Strona znajduje się w archiwum.

Dostawca towar schował w kasku

Data publikacji 14.07.2009

Policjanci z Mokotowa zatrzymali 23-letniego mieszkańca Warszawy, który z towarem przyjechał sfinalizować transakcję. Nie wiedział jednak, że na miejscu zamiast klienta będą na niego czekać mundurowi. Funkcjonariusze znaleźli przy nim blisko 100 tabletek ekstazy oraz torebkę z amfetaminą. Przez kolejne trzy miesiące Łukasz S. z pewnością nie będzie uprawiał swojego procederu. Sąd tymczasowo aresztował podejrzanego.

Tuż przed godziną 18:00 policjanci z wydziału patrolowo-wywiadowczego kontrolowali swój rejon. Otrzymali informację, że najprawdopodobniej kilka ulic dalej ma dojść do narkotykowej transakcji. Dostawca ma przywieść towar taksówką i podejść do klienta. Nie zwlekając zaraz pojechali we wskazane miejsce. Mundurowi nie musieli długo czekać, aż podjedzie osobowy mercedes. Pasażer nie miał jednak zamiaru wyjść z auta.

Wywiadowcy podeszli do samochodu. Siedzący w nim Łukasz S. przekonany był, że klienci przyszli od niego odebrać towar. Na widok policyjnych legitymacji przekonał się jak bardzo się mylił. Podczas kontroli funkcjonariusze odebrali 23-latkowi kilkadziesiąt różowych tabletek oraz torebkę z białym proszkiem. Blisko 100 sztuk ekstazy znaleźli w kasku trzymanym przez mężczyznę, a amfetaminę w jego ubraniu. Dzięki policjantom narkotyki nie trafiły w kolejne ręce.

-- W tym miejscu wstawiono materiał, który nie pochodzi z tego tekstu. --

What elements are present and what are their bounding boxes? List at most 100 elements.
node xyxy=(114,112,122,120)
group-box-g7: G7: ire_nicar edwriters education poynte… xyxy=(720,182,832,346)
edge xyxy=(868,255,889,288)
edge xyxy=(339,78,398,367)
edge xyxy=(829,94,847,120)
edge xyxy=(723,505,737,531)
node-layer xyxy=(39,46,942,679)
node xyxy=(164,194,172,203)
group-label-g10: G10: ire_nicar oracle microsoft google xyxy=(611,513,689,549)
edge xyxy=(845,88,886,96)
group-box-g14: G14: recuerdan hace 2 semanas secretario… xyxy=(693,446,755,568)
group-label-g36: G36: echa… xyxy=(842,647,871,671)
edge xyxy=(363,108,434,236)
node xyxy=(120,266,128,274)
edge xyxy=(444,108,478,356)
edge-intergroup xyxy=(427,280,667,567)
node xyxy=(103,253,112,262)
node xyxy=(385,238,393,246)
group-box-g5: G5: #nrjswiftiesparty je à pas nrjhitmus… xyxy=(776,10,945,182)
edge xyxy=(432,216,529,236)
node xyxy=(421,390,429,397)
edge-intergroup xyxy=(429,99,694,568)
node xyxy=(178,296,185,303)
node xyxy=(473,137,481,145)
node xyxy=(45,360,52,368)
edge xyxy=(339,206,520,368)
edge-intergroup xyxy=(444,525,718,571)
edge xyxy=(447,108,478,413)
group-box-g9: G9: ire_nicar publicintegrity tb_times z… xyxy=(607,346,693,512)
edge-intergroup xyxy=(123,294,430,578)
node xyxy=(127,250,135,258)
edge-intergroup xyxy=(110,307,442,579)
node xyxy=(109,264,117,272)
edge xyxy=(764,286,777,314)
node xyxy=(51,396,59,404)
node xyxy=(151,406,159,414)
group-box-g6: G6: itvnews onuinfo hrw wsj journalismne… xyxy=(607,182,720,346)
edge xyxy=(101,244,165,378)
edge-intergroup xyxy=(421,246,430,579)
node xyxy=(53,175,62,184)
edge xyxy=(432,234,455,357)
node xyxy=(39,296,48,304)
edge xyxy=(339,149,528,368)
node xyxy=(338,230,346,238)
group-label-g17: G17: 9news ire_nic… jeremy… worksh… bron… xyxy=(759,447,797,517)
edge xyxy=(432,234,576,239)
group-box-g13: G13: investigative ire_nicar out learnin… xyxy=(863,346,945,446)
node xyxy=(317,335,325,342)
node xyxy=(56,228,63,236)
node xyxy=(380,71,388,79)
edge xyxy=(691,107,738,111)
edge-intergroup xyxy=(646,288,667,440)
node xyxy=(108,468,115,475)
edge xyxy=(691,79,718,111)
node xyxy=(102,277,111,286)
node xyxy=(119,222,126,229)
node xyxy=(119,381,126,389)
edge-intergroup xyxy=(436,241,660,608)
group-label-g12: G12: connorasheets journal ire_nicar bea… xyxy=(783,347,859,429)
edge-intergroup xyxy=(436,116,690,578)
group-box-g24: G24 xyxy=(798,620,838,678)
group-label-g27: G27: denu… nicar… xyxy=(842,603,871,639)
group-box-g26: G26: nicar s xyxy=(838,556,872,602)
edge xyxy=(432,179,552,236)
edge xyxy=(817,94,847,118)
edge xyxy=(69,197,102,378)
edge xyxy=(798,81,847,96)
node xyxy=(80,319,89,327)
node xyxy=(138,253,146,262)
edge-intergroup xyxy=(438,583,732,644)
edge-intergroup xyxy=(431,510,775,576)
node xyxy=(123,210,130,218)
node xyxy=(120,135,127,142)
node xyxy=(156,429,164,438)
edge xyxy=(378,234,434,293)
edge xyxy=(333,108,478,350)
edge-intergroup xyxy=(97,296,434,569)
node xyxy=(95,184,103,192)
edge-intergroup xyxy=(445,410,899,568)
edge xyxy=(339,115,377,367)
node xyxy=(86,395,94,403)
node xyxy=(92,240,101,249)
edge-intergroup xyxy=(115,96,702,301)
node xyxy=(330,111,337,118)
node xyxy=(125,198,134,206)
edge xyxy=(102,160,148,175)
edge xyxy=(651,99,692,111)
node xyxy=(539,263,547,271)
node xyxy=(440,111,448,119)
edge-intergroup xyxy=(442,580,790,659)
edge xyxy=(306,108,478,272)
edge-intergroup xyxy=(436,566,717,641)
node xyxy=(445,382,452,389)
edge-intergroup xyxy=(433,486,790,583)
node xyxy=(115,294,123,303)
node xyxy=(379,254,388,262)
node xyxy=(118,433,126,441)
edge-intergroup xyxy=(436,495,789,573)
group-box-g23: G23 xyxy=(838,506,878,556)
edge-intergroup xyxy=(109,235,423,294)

Mężczyzna wczoraj tłumaczył się prokuratorowi. Usłyszał zarzut posiadania znacznej ilości narkotyku. 23-latek twierdził, że jedynie przechowywał towar dla znajomego, który nie mógł tych zabronionych prawem środków odebrać do niego. Nie ulega jednak wątpliwości, że Łukasz S. naruszył przepisy ustawy o przeciwdziałaniu narkomanii. Za takie zachowanie grozi kara nawet do 8 lat więzienia. O losach podejrzanego zadecyduje teraz sąd, który już na trzy miesiące aresztował zatrzymanego.